FOLEY – While unemployment claims rose across Alabama since the coronavirus was reported in the state and across the country, the rate in Baldwin County jumped at more than three times the state average, Alabama Department of Labor officials said.
During the week ending March 14, 30 Baldwin County residents filed for unemployment compensation. During the next week, 472 people filed for unemployment in Baldwin County, an increase of 1,473 percent.
Statewide, the number of claims in the same period went up 422 percent, from 1,819 to 9,490, according to Department of Labor reports.
On March 13, the first COVID 19 cases was reported in Alabama. The next day, the first case was reported in Baldwin County.
Later that week, Gov. Kay Ivey ordered all Gulf beaches closed as well as restaurants restricted to carry out meals only. Since then, many other nonessential businesses have also been ordered closed.
Donna Watts, president of the South Baldwin Chamber of Commerce, said many businesses in the area have been faced with a difficult choice.
“A lot of them want to stay open and keep their people working, but they just can’t,” she said. “They’ve either got to close or at least let some of their people go for now.”
Watts said many local merchants are following developments in Washington, waiting to see if legislation intended to help business owners will provide assistance. “We’re waiting for details, but it appears to be a moving target at this point,” she said.
Charlene Haber, whose family has operated Wolf Bay Lodge since 1974, said she had to lay off more than 200 workers and close two of the three restaurants in March. Only about 10 employees are working in the Foley restaurant after the Orange Beach and Pensacola establishments were closed until the restrictions are lifted.
“We were just gearing up for spring break,” Haber said. “I feel very bad for everyone.
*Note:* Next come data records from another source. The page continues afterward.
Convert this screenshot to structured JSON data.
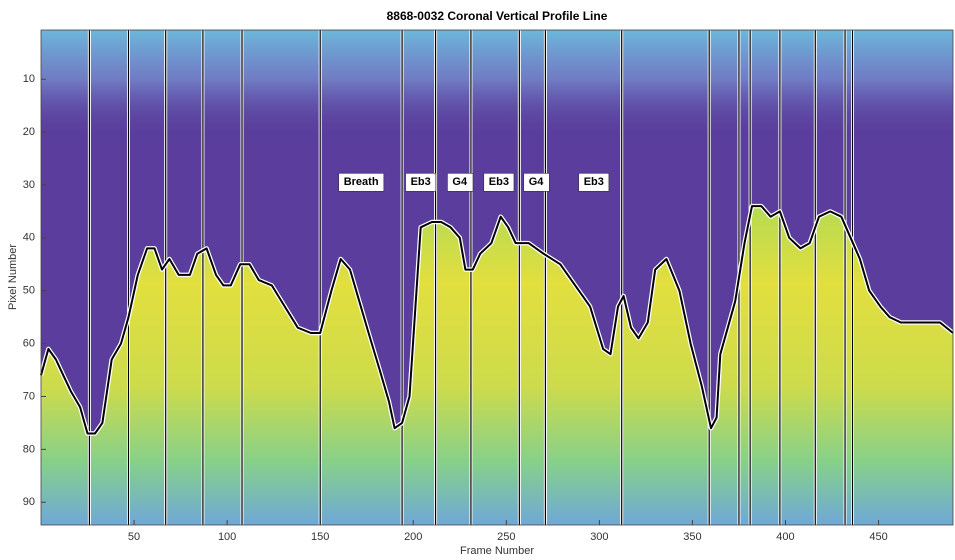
{
  "chart_data": {
    "type": "line",
    "title": "8868-0032 Coronal Vertical Profile Line",
    "xlabel": "Frame Number",
    "ylabel": "Pixel Number",
    "xlim": [
      0,
      490
    ],
    "ylim": [
      0.7,
      94.3
    ],
    "y_reversed": true,
    "xticks": [
      50,
      100,
      150,
      200,
      250,
      300,
      350,
      400,
      450
    ],
    "yticks": [
      10,
      20,
      30,
      40,
      50,
      60,
      70,
      80,
      90
    ],
    "x": [
      0,
      4,
      8,
      12,
      16,
      21,
      25,
      29,
      33,
      38,
      43,
      47,
      52,
      57,
      61,
      65,
      69,
      74,
      80,
      84,
      89,
      94,
      98,
      102,
      107,
      112,
      117,
      124,
      131,
      138,
      145,
      150,
      156,
      161,
      166,
      171,
      176,
      182,
      187,
      190,
      194,
      198,
      204,
      210,
      215,
      220,
      225,
      228,
      232,
      236,
      242,
      247,
      251,
      255,
      262,
      270,
      279,
      287,
      295,
      302,
      306,
      310,
      313,
      317,
      321,
      326,
      330,
      336,
      343,
      349,
      355,
      360,
      363,
      365,
      369,
      373,
      378,
      382,
      387,
      392,
      397,
      402,
      408,
      413,
      418,
      424,
      430,
      435,
      440,
      445,
      451,
      456,
      462,
      470,
      477,
      483,
      490
    ],
    "series": [
      {
        "color": "#000000",
        "values": [
          66,
          61,
          63,
          66,
          69,
          72,
          77,
          77,
          75,
          63,
          60,
          55,
          47,
          42,
          42,
          46,
          44,
          47,
          47,
          43,
          42,
          47,
          49,
          49,
          45,
          45,
          48,
          49,
          53,
          57,
          58,
          58,
          50,
          44,
          46,
          52,
          58,
          65,
          71,
          76,
          75,
          70,
          38,
          37,
          37,
          38,
          40,
          46,
          46,
          43,
          41,
          36,
          38,
          41,
          41,
          43,
          45,
          49,
          53,
          61,
          62,
          53,
          51,
          57,
          59,
          56,
          46,
          44,
          50,
          60,
          68,
          76,
          74,
          62,
          57,
          52,
          41,
          34,
          34,
          36,
          35,
          40,
          42,
          41,
          36,
          35,
          36,
          40,
          44,
          50,
          53,
          55,
          56,
          56,
          56,
          56,
          58
        ]
      }
    ],
    "event_frames": [
      26,
      47,
      67,
      87,
      108,
      150,
      194,
      212,
      231,
      257,
      271,
      312,
      359,
      375,
      381,
      397,
      416,
      432,
      436
    ],
    "annotations": [
      {
        "text": "Breath",
        "x": 172,
        "y": 29.5
      },
      {
        "text": "Eb3",
        "x": 204,
        "y": 29.5
      },
      {
        "text": "G4",
        "x": 225,
        "y": 29.5
      },
      {
        "text": "Eb3",
        "x": 246,
        "y": 29.5
      },
      {
        "text": "G4",
        "x": 266,
        "y": 29.5
      },
      {
        "text": "Eb3",
        "x": 297,
        "y": 29.5
      }
    ]
  }
}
We never expected that something like this would happen.”
Haber said the restaurant’s Human Resources manager has worked with laid off employees to help them file unemployment and deal with the other difficulties caused by the pandemic and economic downturn. She said the company news letter has been providing instructions such as links to the Department of Labor’s instructions for filing for unemployment compensation.
She said the restaurant is also continuing to operate seven days a week and providing curbside meals and a full menu.
She said that when the economy does improve and restrictions are lifted, the restaurant will be ready to pick up business again.
“We’ll just have to see when that is. A fall crowd is different from a spring crowd,” Haber said. “When it does happen, I think it’ll be a slow start, but we’ll just have to see. In the meantime, we’ve been blessed that our locals have always supported us.”
Tara Huchison, communications director for the Alabama Department of Labor, said anyone wanting to file for unemployment should go to the department’s website at www.labor.alabama.gov or call 866-234-5382.